HAPPENSTANCE
A Phantom Book
Publishing is full of liminal oddities: announced books that never appear, canceled titles that linger in catalogues, ghost editions no one has seen, rights tied up in legal amber.
Every author has a few oddball publishing stories. Livingston Biddle’s sad story was the best I ever heard—and maybe one day I’ll write it up.
But this post is about Happenstance, a book of my own that technically exists.
Except it doesn’t. Or shouldn’t.
Yet somehow, here it is on Amazon…
A book that was never published.
Not delayed. Not remaindered. Not quietly pulped.
Never published.
And yet—like a literary ectoplasm—it appears online complete with ISBN, cover image, bibliographic details, and the general air of something one might actually order.
So what happened to this phantom novel?
A few years ago, Happenstance (a fitting title, given the situation) was in the pipeline at a small independent outfit called Bartleby Press—a one-man-band with a support team run by Jeremy Kay.
Jeremy was bright and enthusiastic, if prone to procrastination.
But this time, Jeremy procrastinated just a wee bit too long.
Just as my novel was moving toward production, he got tapped—much too young—by the grim reaper.
And with him, so died Happenstance.
No press run. No launch. No bookstore signings.
No nothing.
Except a phantom listing on Amazon.
I have no idea whether clicking “Buy Now” results in an actual shipment, a billing without product, or a mild disturbance in the space-time continuum.
Was some metadata uploaded before Jeremy’s untimely exit and then left to drift forever through the digital void?

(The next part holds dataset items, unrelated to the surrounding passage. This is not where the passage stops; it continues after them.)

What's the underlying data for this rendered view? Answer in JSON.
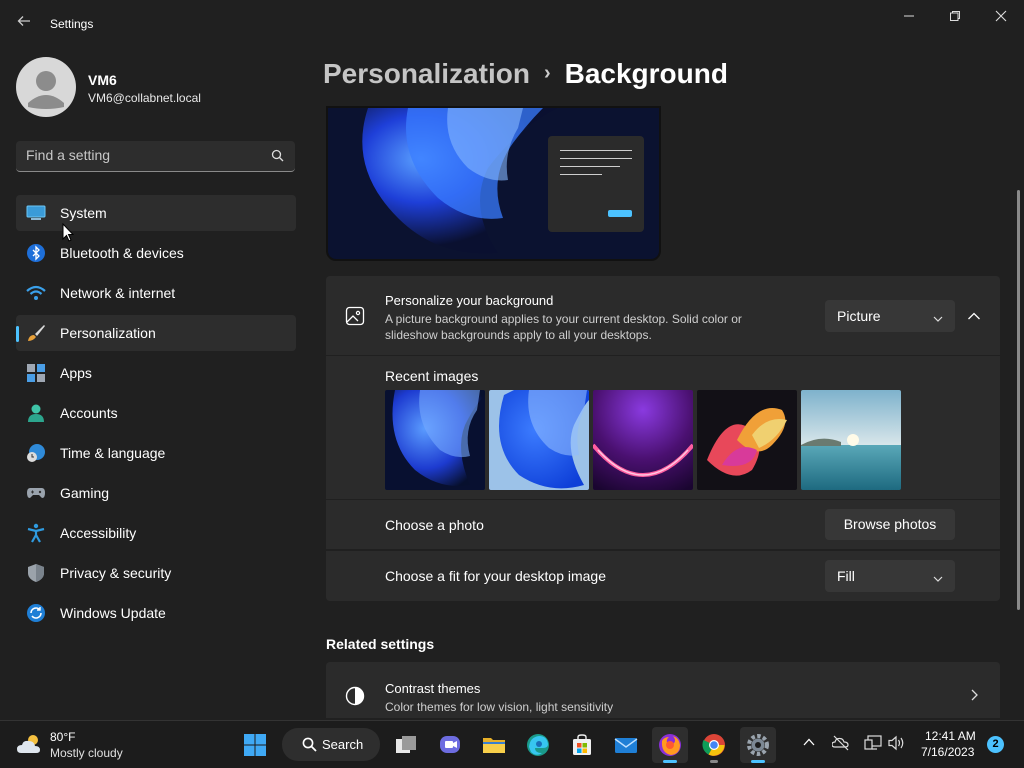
{
  "window": {
    "title": "Settings",
    "back_icon": "back-arrow-icon",
    "controls": [
      "minimize-icon",
      "maximize-icon",
      "close-icon"
    ]
  },
  "profile": {
    "name": "VM6",
    "email": "VM6@collabnet.local"
  },
  "search": {
    "placeholder": "Find a setting",
    "value": ""
  },
  "sidebar": {
    "items": [
      {
        "label": "System",
        "icon": "system-icon"
      },
      {
        "label": "Bluetooth & devices",
        "icon": "bluetooth-icon"
      },
      {
        "label": "Network & internet",
        "icon": "wifi-icon"
      },
      {
        "label": "Personalization",
        "icon": "brush-icon",
        "selected": true
      },
      {
        "label": "Apps",
        "icon": "apps-icon"
      },
      {
        "label": "Accounts",
        "icon": "accounts-icon"
      },
      {
        "label": "Time & language",
        "icon": "clock-globe-icon"
      },
      {
        "label": "Gaming",
        "icon": "gamepad-icon"
      },
      {
        "label": "Accessibility",
        "icon": "accessibility-icon"
      },
      {
        "label": "Privacy & security",
        "icon": "shield-icon"
      },
      {
        "label": "Windows Update",
        "icon": "update-icon"
      }
    ]
  },
  "header": {
    "parent": "Personalization",
    "separator": "›",
    "current": "Background"
  },
  "background_card": {
    "title": "Personalize your background",
    "description": "A picture background applies to your current desktop. Solid color or slideshow backgrounds apply to all your desktops.",
    "type_value": "Picture",
    "recent_images_label": "Recent images",
    "choose_photo_label": "Choose a photo",
    "browse_button": "Browse photos",
    "fit_label": "Choose a fit for your desktop image",
    "fit_value": "Fill"
  },
  "related": {
    "title": "Related settings",
    "contrast_title": "Contrast themes",
    "contrast_desc": "Color themes for low vision, light sensitivity"
  },
  "taskbar": {
    "weather_temp": "80°F",
    "weather_desc": "Mostly cloudy",
    "search_label": "Search",
    "time": "12:41 AM",
    "date": "7/16/2023",
    "notifications": "2"
  },
  "colors": {
    "accent": "#4cc2ff",
    "background": "#202020",
    "card": "#2b2b2b"
  }
}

Was a single proof copy printed somewhere and mistaken for an actual release?
Did a publishing daemon decide unfinished books deserve their own shelf?
Did the powers-that-be intervene due to the novel’s content?
Written a decade ago, Happenstance was oddly ahead of its time—touching on the potential dangers of artificial intelligence, and AI’s connection to UFOs.
One thing is for sure: Like Schrödinger’s Cat, this novel now exists in a suspended state between life and death—except with fewer whiskers and an ISBN.
A couple of years ago I serialized Happenstance for paid subscribers.
Perhaps it’s time to exhume it for everyone.
And if I do—and this Substack platform mysteriously vanishes shortly thereafter—I shall take that as conformation I was on to something.
In advance of such an eventuality, here is the original Bartleby marketing copy for the phantom Happenstance.
Once a popular print columnist, Meechy Blake has settled into an uneasy retirement. His dream about writing a major book exposing the dangers of artificial intelligence have faded, along with his dwindling bank account.
He reluctantly accepts a reporting assignment from a webzine, if only to pay an unexpected debt.
The assignment? A seemingly fluffy travel piece about an obscure canyon in southern California called Devil’s Gate.
Driving down the coast, Blake takes the opportunity to reestablish contact with a secretive source from the old days—a retired scientist he nicknamed Dr. Boom-Boom, who once resided at the very hub of the U.S. government’s national security establishment.
When Blake tells Boom-Boom where he’s going, the scientist tries to caution him about engaging Devil’s Gate, an eerie site with an occult connection.
Blake laughs off the warning and continues onward, fully embracing his assignment.
That’s when things begin to go seriously wrong and, after a few strange encounters, Blake realizes he has become a target.
But why—and by whom?
Carefully covering his tracks, Blake sets off on a journey to answer these vexing questions, leading him to the hottest place on earth.
Happenstance takes the reader into some very shadowy territory. And as Blake’s questing for the truth evolves, certain secrets come to light that may have the reader asking, Is this really just a fantasy—or is the author revealing some hidden truth?
That nagging question is made all the more tantalizing by author Robert Eringer’s enigmatic background in the world of intelligence and espionage—and his journalistic reveals of that veiled community.